O termo vem lá da Grécia e o radical tem relação com os cachorros. Uma vida de cachorro é uma vida cínica. Os cachorros desprezam os ordenamentos sociais e prezam os aspectos naturais. Diógenes, principal referência do cinismo na Grécia, perambulava pelas ruas da sua cidade, podemos resumir, levando uma vida de cão. Os cínicos não foram aceitos sem reservas pois para eles a virtude estaria em aceitar as consequências de uma vida sem posses e despretensiosa.

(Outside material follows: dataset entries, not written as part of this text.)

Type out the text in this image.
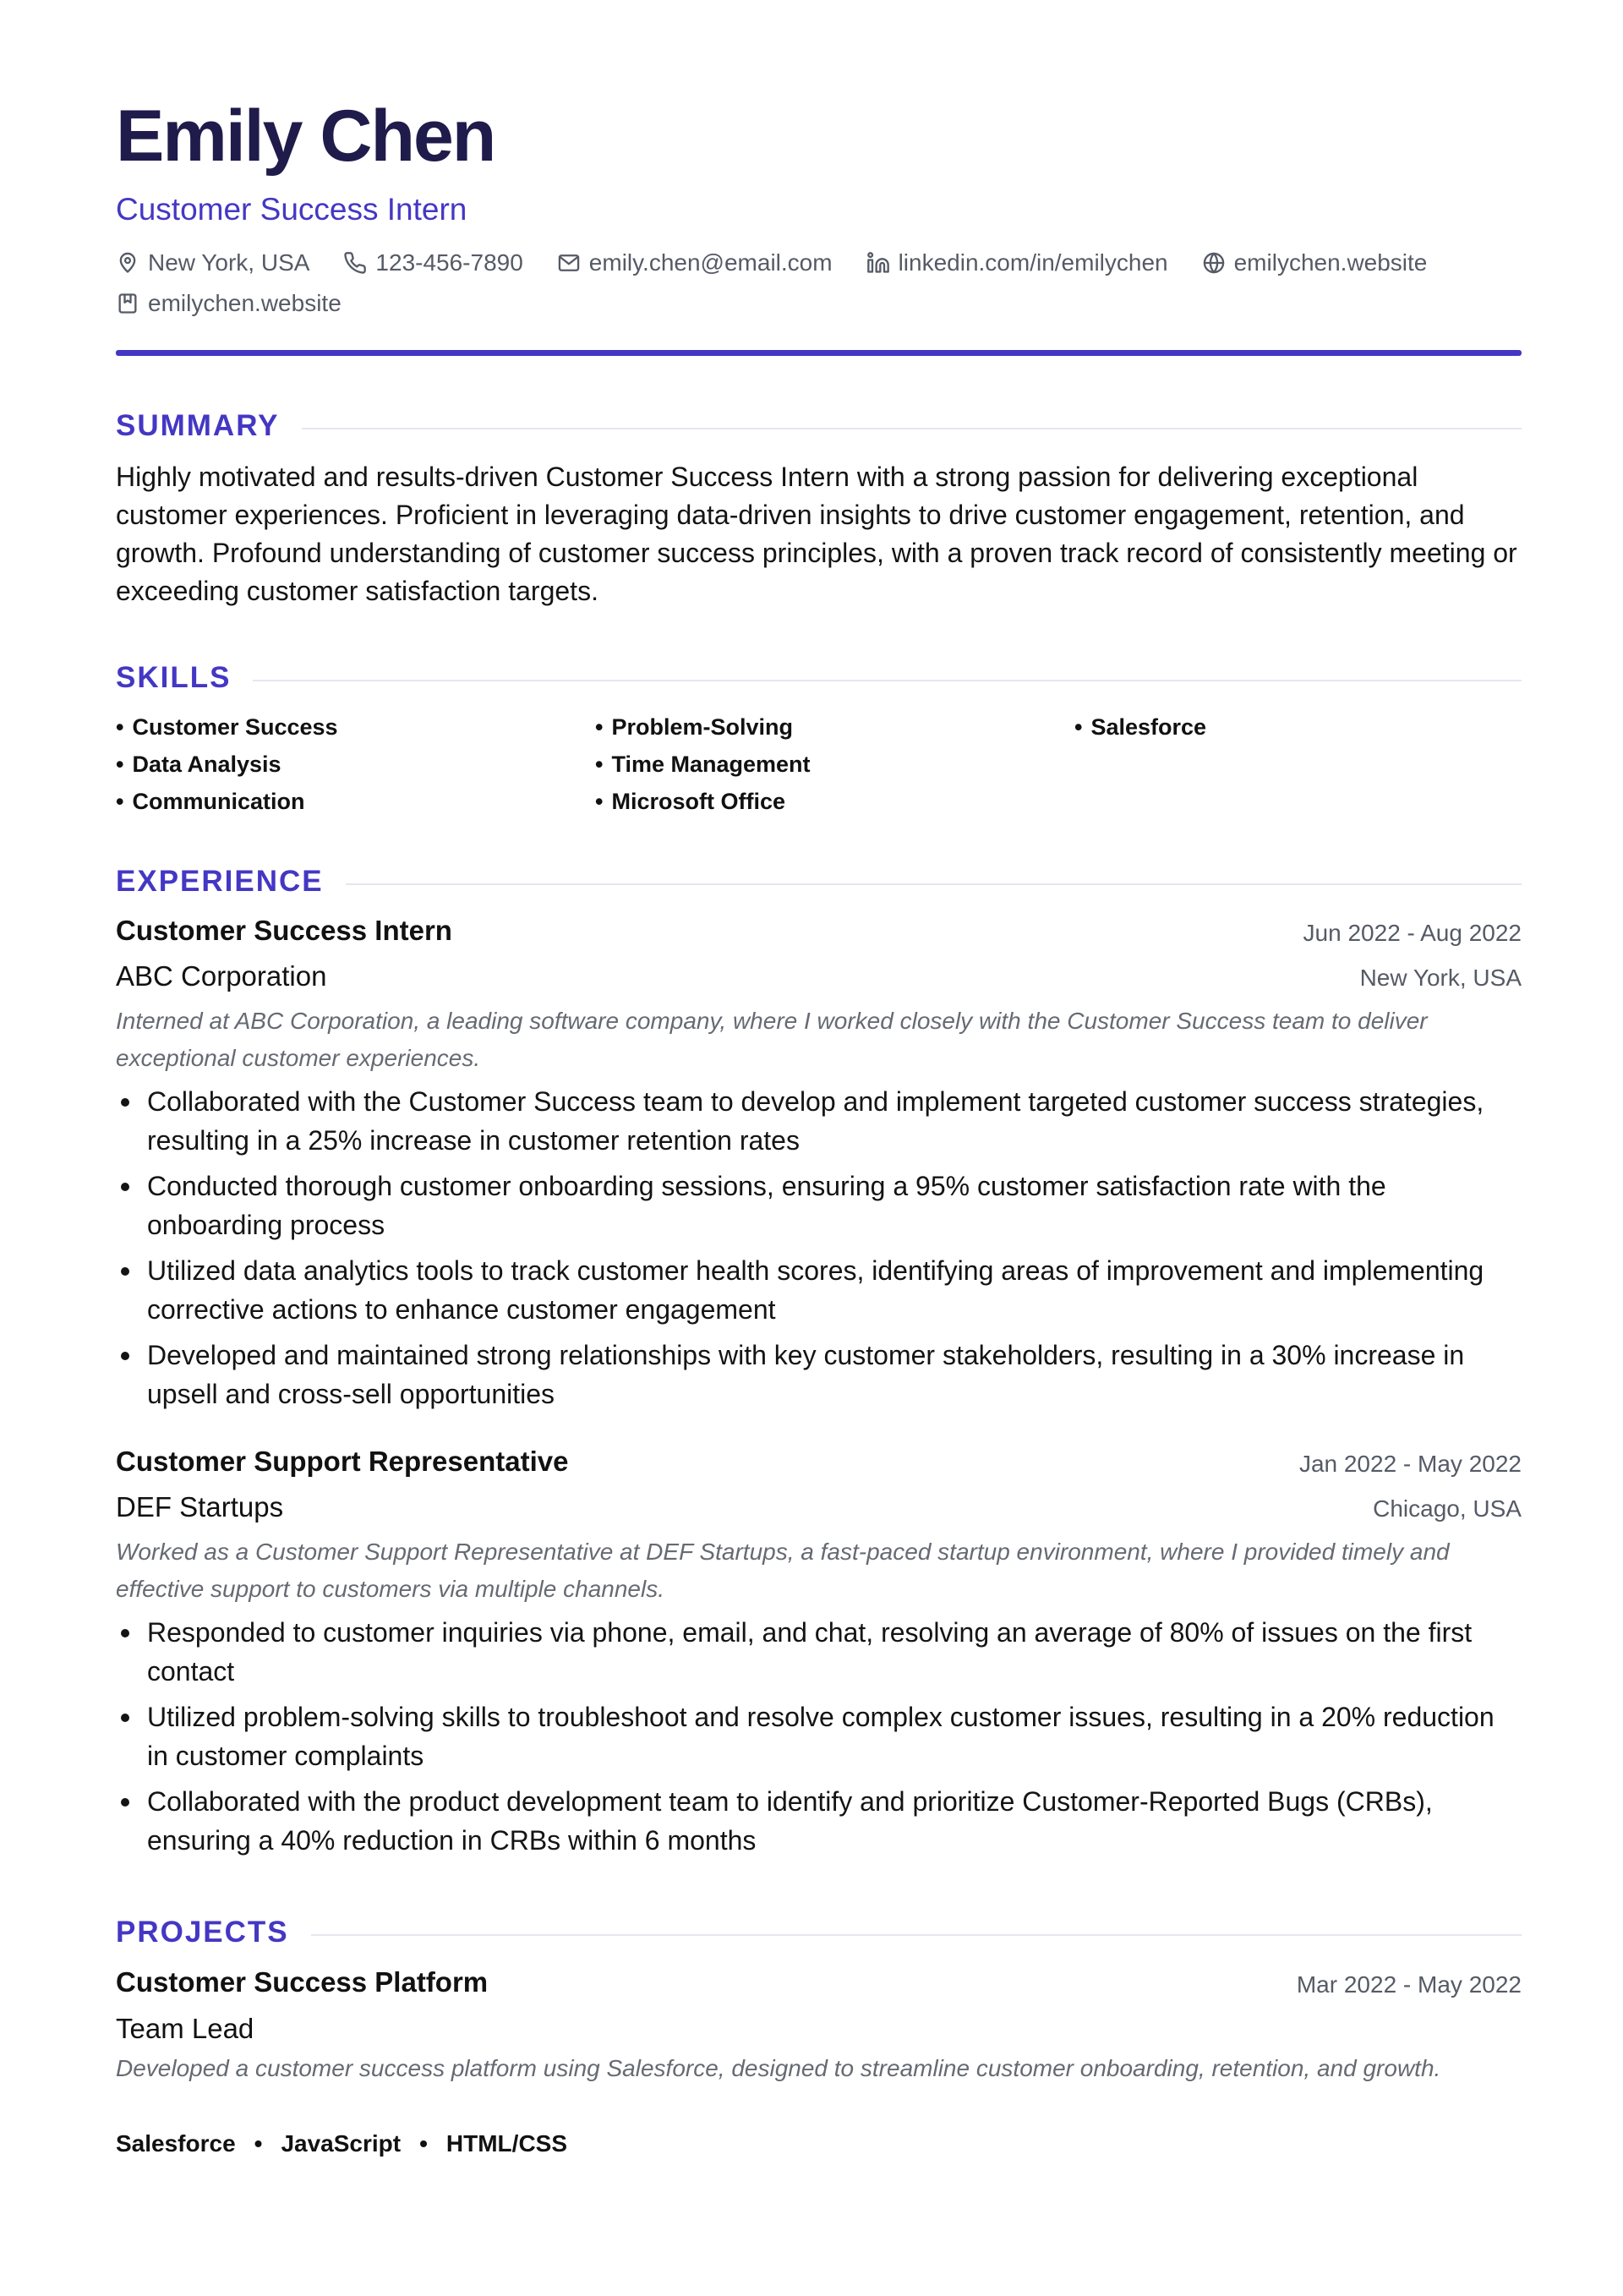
Emily Chen
Customer Success Intern
New York, USA	123-456-7890	emily.chen@email.com	linkedin.com/in/emilychen	emilychen.website
emilychen.website
SUMMARY

Highly motivated and results-driven Customer Success Intern with a strong passion for delivering exceptional customer experiences. Proficient in leveraging data-driven insights to drive customer engagement, retention, and growth. Profound understanding of customer success principles, with a proven track record of consistently meeting or exceeding customer satisfaction targets.

SKILLS
• Customer Success
• Data Analysis
• Communication
• Problem-Solving
• Time Management
• Microsoft Office
• Salesforce
EXPERIENCE
Customer Success Intern	Jun 2022 - Aug 2022
ABC Corporation	New York, USA

Interned at ABC Corporation, a leading software company, where I worked closely with the Customer Success team to deliver exceptional customer experiences.

Collaborated with the Customer Success team to develop and implement targeted customer success strategies, resulting in a 25% increase in customer retention rates
Conducted thorough customer onboarding sessions, ensuring a 95% customer satisfaction rate with the onboarding process
Utilized data analytics tools to track customer health scores, identifying areas of improvement and implementing corrective actions to enhance customer engagement
Developed and maintained strong relationships with key customer stakeholders, resulting in a 30% increase in upsell and cross-sell opportunities
Customer Support Representative	Jan 2022 - May 2022
DEF Startups	Chicago, USA

Worked as a Customer Support Representative at DEF Startups, a fast-paced startup environment, where I provided timely and effective support to customers via multiple channels.

Responded to customer inquiries via phone, email, and chat, resolving an average of 80% of issues on the first contact
Utilized problem-solving skills to troubleshoot and resolve complex customer issues, resulting in a 20% reduction in customer complaints
Collaborated with the product development team to identify and prioritize Customer-Reported Bugs (CRBs), ensuring a 40% reduction in CRBs within 6 months
PROJECTS
Customer Success Platform	Mar 2022 - May 2022
Team Lead

Developed a customer success platform using Salesforce, designed to streamline customer onboarding, retention, and growth.

Salesforce • JavaScript • HTML/CSS
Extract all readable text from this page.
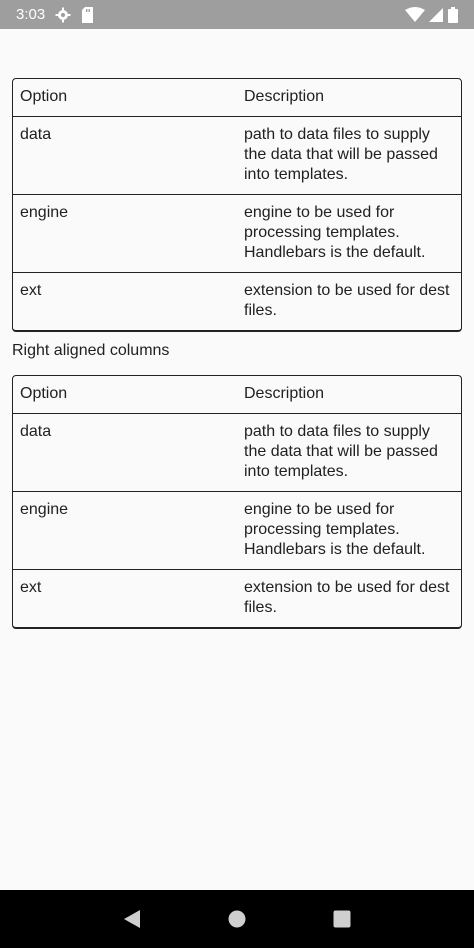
3:03
Option	Description
data	path to data files to supply the data that will be passed into templates.
engine	engine to be used for processing templates. Handlebars is the default.
ext	extension to be used for dest files.
Right aligned columns
Option	Description
data	path to data files to supply the data that will be passed into templates.
engine	engine to be used for processing templates. Handlebars is the default.
ext	extension to be used for dest files.
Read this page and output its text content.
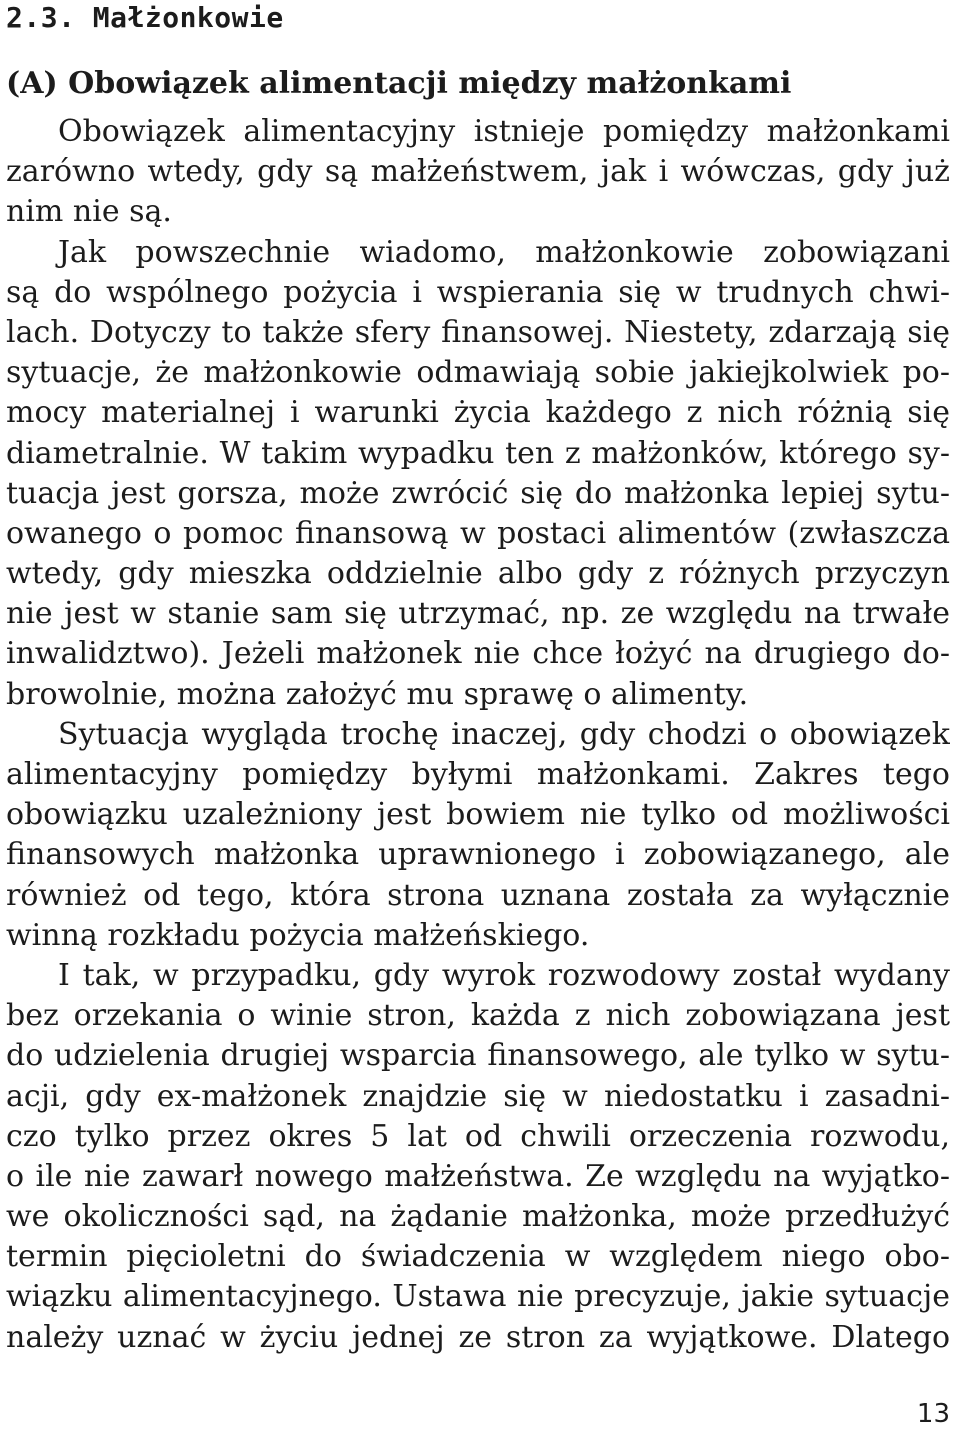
2.3. Małżonkowie
(A) Obowiązek alimentacji między małżonkami

Obowiązek alimentacyjny istnieje pomiędzy małżonkami
zarówno wtedy, gdy są małżeństwem, jak i wówczas, gdy już
nim nie są.

Jak powszechnie wiadomo, małżonkowie zobowiązani
są do wspólnego pożycia i wspierania się w trudnych chwi-
lach. Dotyczy to także sfery finansowej. Niestety, zdarzają się
sytuacje, że małżonkowie odmawiają sobie jakiejkolwiek po-
mocy materialnej i warunki życia każdego z nich różnią się
diametralnie. W takim wypadku ten z małżonków, którego sy-
tuacja jest gorsza, może zwrócić się do małżonka lepiej sytu-
owanego o pomoc finansową w postaci alimentów (zwłaszcza
wtedy, gdy mieszka oddzielnie albo gdy z różnych przyczyn
nie jest w stanie sam się utrzymać, np. ze względu na trwałe
inwalidztwo). Jeżeli małżonek nie chce łożyć na drugiego do-
browolnie, można założyć mu sprawę o alimenty.

Sytuacja wygląda trochę inaczej, gdy chodzi o obowiązek
alimentacyjny pomiędzy byłymi małżonkami. Zakres tego
obowiązku uzależniony jest bowiem nie tylko od możliwości
finansowych małżonka uprawnionego i zobowiązanego, ale
również od tego, która strona uznana została za wyłącznie
winną rozkładu pożycia małżeńskiego.

I tak, w przypadku, gdy wyrok rozwodowy został wydany
bez orzekania o winie stron, każda z nich zobowiązana jest
do udzielenia drugiej wsparcia finansowego, ale tylko w sytu-
acji, gdy ex-małżonek znajdzie się w niedostatku i zasadni-
czo tylko przez okres 5 lat od chwili orzeczenia rozwodu,
o ile nie zawarł nowego małżeństwa. Ze względu na wyjątko-
we okoliczności sąd, na żądanie małżonka, może przedłużyć
termin pięcioletni do świadczenia w względem niego obo-
wiązku alimentacyjnego. Ustawa nie precyzuje, jakie sytuacje
należy uznać w życiu jednej ze stron za wyjątkowe. Dlatego

13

Então temos uma ideia do cinismo dos cínicos gregos. E eu me lembro, como um, de ter questionado o meu professor de filosofia no Colégio Central da Bahia: Professor, eles criam mesmo no que pregavam? Na realidade, a minha cabeça de adolescente girava com os vários resumos das escolas filosóficas gregas que o professor Edvaldo se esforçava para nos apresentar – para por eles nos encaminhar.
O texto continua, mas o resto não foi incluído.